Defenses ruled as the 59-55 final was much like last year’s 59-53 KU win in Bramlage with those two games being two of the three lowest total scoring games in the Sunflower rivalry since 1992 when the Jayhawks won 54-52.
“We relied, obviously, on the 3-ball, 30 of them, but it’s something they give you,” Weber said. “You have to hit the open ones and then you would make them defend you a little different, but we didn’t do that.
“Somewhere along the line we have to get some more inside looks and we have to get some penetration to the basket,” Weber said of the lack of inside scoring.
In the end, Weber said not getting enough “50-50 loose balls” was pivotal to the outcome of the game, as were the eight points off the bench by freshman Perry Ellis.
Kansas shot to a 10-point lead, 53-43, at the 6:49 mark, but K-State then held the winners without a field goal until the 2:44 mark to help it climb back to within three, 56-53 at the 38-second mark before the Jayhawks put the game away at the foul line.
Shane Southwell led KSU’s charge with a career-high 19 points, which included five 3-pointers.
The win ended K-State’s eight-game win streak, and the win extended KU’s run to 16 games in a row.

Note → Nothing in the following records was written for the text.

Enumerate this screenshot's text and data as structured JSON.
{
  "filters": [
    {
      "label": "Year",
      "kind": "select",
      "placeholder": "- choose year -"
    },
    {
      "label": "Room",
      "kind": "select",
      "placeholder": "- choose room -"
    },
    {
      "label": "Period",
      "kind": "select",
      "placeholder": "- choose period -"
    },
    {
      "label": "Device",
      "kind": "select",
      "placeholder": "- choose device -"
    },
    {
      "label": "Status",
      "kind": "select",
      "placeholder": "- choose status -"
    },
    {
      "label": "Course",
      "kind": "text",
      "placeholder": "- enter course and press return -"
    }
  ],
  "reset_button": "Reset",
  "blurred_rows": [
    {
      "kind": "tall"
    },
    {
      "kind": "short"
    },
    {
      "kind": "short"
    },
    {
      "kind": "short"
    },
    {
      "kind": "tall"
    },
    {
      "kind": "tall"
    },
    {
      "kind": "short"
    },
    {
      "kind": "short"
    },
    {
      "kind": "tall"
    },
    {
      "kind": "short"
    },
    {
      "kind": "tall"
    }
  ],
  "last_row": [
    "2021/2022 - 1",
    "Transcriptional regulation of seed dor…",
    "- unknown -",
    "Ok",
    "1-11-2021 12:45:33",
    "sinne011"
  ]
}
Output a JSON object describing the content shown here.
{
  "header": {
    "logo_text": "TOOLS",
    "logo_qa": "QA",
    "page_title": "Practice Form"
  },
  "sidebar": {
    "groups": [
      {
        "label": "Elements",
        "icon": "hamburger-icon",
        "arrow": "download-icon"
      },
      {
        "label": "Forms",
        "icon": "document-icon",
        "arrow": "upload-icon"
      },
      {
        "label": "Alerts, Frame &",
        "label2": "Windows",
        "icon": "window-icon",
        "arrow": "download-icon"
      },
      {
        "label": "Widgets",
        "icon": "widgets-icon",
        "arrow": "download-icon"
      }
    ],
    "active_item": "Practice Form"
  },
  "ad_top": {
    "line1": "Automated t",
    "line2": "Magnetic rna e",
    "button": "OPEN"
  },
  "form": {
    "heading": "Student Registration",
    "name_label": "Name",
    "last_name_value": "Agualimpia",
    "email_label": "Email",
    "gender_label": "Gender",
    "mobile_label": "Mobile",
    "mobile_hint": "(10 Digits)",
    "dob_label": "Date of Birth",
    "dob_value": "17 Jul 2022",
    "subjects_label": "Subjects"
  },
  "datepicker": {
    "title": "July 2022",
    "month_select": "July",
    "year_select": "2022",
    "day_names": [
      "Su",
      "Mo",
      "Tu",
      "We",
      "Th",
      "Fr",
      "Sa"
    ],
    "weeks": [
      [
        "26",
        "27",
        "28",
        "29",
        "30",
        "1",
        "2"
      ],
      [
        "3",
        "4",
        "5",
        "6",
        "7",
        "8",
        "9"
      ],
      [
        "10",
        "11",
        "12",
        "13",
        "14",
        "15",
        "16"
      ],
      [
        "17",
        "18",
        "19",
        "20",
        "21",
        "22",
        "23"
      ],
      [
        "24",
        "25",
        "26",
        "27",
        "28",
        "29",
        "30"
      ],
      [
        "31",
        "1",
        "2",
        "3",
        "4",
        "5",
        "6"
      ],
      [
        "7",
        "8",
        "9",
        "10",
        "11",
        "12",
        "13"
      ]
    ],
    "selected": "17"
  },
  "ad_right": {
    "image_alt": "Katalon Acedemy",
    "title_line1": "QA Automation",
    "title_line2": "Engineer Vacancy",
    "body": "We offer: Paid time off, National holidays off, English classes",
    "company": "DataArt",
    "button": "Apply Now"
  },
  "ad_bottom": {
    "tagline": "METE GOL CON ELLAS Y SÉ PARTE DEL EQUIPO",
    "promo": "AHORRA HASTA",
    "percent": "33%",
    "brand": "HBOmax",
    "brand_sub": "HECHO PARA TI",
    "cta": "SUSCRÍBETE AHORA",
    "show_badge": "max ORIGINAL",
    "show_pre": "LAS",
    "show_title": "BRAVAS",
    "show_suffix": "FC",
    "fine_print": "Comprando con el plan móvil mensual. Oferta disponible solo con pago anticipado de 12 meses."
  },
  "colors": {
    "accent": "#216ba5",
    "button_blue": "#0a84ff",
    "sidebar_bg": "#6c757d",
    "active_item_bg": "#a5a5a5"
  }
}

Kansas moves into first place with the win at 5-0, while K-State is now tied for second at 4-1 with Oklahoma and Baylor, while Iowa State is another half-game back at 3-1.
“It’s a long journey,” Weber said of the rest of the season. “This is not the end of the season. The important thing is to get back in the gym and have good practices and get another road win at Iowa State.”
Credit KU’s Travis Releford for playing stifling defense on KSU’s Rodney McGruder.
K-State’s ace did score 13 points, but his first field goal didn’t come until the 1:27 mark of the first half on a transition dunk, and his first points out of offense didn’t come until early in the second half.
“Starting off the first half I thought I did real well at making him uncomfortable and not letting him get easy looks at the rim,” Releford said.
McGruder nailed a trio of 3-balls in the first 8:05 of the second half, but did not score again from the field as his only points came from the foul stripe with five seconds to go.
McGruder finished with 4-of 12 shooting overall and 3-of-9 from 3-point range.
RODRIGUEZ BREAKS KU SLUMP:
In two games last year, Rodriguez played 37 minutes in the two Kansas games combined and did not score a point. In the games the Wildcat guard was a combined 0-of-12 from the field.
That changed in a hurry on Tuesday as he tallied 12 of KSU’s 27 first-half points, which included 4-of-7 from 3-point range.
Rodriguez ended the game with 12 points with all of those coming in the first half. He also had eight assists, two steals and two turnovers in 36 minutes of action.